Bonus fitto-casa, contributi più alti per 1.873 beneficiari

Via libera della giunta alla ripartizione delle economie: fondi complessivi pari a 3.600.000 euro

Fondi salva-casa

Contributo fitto-casa

BARI - La giunta comunale dà il via libera alla redistribuzione delle risorse residue del bonus fitti relativo all’anno 2024. Su proposta dell’assessore Nicola Grasso, è stata approvata la delibera che consente di utilizzare l’importo non assegnato, pari a 161.341,15 euro, per incrementare i contributi destinati ai beneficiari.

Il provvedimento arriva alla vigilia della pubblicazione della graduatoria definitiva, aggiornata dopo l’esame dei ricorsi presentati. Gli aventi diritto risultano complessivamente 1.873, mentre la dotazione economica messa a disposizione dal Comune ammonta a 3.600.000 euro. Il bando prevedeva un contributo massimo individuale di 2.000 euro, limite che ha generato la disponibilità della somma residua ora oggetto di redistribuzione.
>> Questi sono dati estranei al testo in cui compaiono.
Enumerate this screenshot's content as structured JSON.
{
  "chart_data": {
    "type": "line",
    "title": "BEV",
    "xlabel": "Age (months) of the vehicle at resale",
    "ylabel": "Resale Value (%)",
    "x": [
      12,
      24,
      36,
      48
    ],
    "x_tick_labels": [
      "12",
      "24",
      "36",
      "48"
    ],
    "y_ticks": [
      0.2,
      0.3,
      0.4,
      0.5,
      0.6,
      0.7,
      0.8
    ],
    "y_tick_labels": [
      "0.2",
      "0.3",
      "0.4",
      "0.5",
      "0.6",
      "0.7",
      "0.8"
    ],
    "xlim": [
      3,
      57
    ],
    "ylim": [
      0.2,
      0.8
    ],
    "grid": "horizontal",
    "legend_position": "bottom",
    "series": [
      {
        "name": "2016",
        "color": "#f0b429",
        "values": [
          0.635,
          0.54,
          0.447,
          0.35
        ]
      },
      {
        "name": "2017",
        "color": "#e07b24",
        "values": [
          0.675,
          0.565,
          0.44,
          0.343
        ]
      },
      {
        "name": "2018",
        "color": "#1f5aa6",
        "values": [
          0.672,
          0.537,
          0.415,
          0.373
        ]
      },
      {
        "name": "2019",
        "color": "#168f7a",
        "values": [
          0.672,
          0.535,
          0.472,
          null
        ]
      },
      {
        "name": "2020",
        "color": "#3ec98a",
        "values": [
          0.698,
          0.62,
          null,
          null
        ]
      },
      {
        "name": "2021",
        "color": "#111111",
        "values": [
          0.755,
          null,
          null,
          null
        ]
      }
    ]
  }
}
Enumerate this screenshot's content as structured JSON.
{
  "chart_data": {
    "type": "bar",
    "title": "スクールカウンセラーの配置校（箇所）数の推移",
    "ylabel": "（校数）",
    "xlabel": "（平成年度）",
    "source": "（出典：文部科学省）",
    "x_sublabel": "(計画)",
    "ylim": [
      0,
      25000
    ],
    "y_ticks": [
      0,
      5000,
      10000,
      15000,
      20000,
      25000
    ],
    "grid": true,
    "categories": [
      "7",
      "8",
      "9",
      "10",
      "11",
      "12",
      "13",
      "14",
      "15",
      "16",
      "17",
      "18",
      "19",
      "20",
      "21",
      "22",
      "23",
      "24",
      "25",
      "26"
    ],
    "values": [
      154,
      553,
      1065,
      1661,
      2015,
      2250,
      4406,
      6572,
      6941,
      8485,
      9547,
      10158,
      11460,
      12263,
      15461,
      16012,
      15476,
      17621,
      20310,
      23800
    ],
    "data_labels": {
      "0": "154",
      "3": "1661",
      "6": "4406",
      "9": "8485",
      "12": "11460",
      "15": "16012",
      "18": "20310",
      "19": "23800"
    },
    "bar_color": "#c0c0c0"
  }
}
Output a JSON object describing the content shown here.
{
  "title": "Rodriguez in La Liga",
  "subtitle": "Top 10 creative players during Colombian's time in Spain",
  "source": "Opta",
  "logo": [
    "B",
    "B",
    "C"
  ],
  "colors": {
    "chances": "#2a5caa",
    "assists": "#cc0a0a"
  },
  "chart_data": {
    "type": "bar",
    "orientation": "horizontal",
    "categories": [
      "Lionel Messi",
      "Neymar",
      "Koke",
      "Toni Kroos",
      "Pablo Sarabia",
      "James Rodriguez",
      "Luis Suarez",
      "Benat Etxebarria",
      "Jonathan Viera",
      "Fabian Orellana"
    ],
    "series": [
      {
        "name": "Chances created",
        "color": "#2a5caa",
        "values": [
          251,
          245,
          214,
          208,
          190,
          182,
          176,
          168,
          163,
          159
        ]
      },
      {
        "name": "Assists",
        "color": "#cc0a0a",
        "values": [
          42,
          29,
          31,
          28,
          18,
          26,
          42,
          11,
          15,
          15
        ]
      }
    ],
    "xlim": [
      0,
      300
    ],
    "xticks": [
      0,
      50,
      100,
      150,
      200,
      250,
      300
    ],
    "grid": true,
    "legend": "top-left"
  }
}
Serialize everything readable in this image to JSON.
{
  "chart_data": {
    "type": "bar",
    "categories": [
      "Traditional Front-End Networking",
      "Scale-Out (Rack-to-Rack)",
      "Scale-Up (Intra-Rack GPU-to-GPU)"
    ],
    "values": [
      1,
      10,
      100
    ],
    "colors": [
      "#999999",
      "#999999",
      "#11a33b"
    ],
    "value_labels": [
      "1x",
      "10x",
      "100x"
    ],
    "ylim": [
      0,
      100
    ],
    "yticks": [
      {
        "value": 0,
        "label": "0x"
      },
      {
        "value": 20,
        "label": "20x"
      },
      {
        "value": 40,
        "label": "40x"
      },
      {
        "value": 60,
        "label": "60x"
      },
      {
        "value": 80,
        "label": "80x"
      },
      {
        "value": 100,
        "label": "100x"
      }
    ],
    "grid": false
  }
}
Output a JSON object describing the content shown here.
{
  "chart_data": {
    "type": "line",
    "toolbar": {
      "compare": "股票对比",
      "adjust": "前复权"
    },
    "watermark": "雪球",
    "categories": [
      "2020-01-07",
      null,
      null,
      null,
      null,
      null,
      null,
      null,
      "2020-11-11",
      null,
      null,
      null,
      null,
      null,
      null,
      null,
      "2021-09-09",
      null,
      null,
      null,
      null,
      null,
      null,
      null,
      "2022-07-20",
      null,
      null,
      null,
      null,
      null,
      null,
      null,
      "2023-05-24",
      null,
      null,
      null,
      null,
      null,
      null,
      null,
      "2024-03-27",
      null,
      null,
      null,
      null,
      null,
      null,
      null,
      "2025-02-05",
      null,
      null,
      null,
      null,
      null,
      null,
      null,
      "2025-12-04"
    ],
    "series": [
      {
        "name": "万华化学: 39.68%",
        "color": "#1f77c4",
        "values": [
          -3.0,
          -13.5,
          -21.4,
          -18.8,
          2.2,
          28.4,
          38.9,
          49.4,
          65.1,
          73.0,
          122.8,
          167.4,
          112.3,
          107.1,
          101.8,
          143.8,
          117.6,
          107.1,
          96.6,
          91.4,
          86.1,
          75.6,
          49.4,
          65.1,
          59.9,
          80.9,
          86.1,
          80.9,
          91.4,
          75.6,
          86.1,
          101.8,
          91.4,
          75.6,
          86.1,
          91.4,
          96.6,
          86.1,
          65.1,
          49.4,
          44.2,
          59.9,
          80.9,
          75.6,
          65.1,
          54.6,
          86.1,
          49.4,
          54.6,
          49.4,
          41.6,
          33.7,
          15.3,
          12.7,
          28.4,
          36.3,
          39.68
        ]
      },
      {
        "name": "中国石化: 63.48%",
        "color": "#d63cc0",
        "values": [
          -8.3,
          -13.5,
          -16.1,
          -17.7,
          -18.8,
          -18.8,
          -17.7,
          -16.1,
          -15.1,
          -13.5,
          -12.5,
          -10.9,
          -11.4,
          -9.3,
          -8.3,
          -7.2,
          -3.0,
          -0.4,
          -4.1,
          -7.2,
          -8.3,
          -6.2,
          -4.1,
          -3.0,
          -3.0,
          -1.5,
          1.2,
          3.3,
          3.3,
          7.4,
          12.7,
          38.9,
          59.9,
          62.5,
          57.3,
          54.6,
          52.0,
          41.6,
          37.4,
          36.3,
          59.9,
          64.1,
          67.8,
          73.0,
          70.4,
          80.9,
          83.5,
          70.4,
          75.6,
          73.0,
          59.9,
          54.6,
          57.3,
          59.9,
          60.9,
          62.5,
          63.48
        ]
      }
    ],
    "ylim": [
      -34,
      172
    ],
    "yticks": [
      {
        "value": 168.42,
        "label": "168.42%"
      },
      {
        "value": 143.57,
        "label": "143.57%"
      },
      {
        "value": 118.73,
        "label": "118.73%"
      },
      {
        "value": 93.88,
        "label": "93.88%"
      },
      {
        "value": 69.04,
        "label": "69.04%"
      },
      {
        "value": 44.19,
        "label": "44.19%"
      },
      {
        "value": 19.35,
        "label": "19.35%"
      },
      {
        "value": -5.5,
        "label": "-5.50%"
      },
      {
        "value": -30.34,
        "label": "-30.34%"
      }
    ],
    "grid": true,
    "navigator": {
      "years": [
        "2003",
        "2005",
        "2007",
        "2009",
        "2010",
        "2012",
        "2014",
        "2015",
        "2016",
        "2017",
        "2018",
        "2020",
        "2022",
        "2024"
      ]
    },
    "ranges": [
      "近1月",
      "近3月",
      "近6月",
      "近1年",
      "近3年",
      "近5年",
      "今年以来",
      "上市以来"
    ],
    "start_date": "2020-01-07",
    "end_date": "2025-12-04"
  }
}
L’amministrazione ha deciso di ripartire proporzionalmente le economie tra tutti i beneficiari, con l’obiettivo di aumentare l’entità del sostegno economico per ciascun nucleo familiare, senza superare il tetto stabilito.

Secondo quanto evidenziato dall’assessore Grasso, la misura si inserisce in un contesto segnato da una crescente difficoltà nell’accesso alla casa, fenomeno che riguarda non solo Bari ma anche altre realtà urbane di medie e grandi dimensioni. La scelta adottata consentirà ai cittadini ammessi al contributo di ricevere somme più consistenti, rafforzando il sostegno alle situazioni di disagio abitativo.

Il Comune conferma inoltre l’impegno sul fronte delle politiche abitative, con uno stanziamento annuale di 3.600.000 euro destinato al bonus fitti. Un intervento finanziato interamente con risorse comunali, in assenza di misure analoghe a livello nazionale, elemento che, secondo l’amministrazione, incide sulla tenuta sociale e sulla capacità di risposta al fabbisogno abitativo.

Resta centrale, infine, il tema delle politiche strutturali, con riferimento alla necessità di interventi su edilizia popolare e affitti calmierati, indicati come ambiti ancora privi di risposte operative da parte del governo centrale.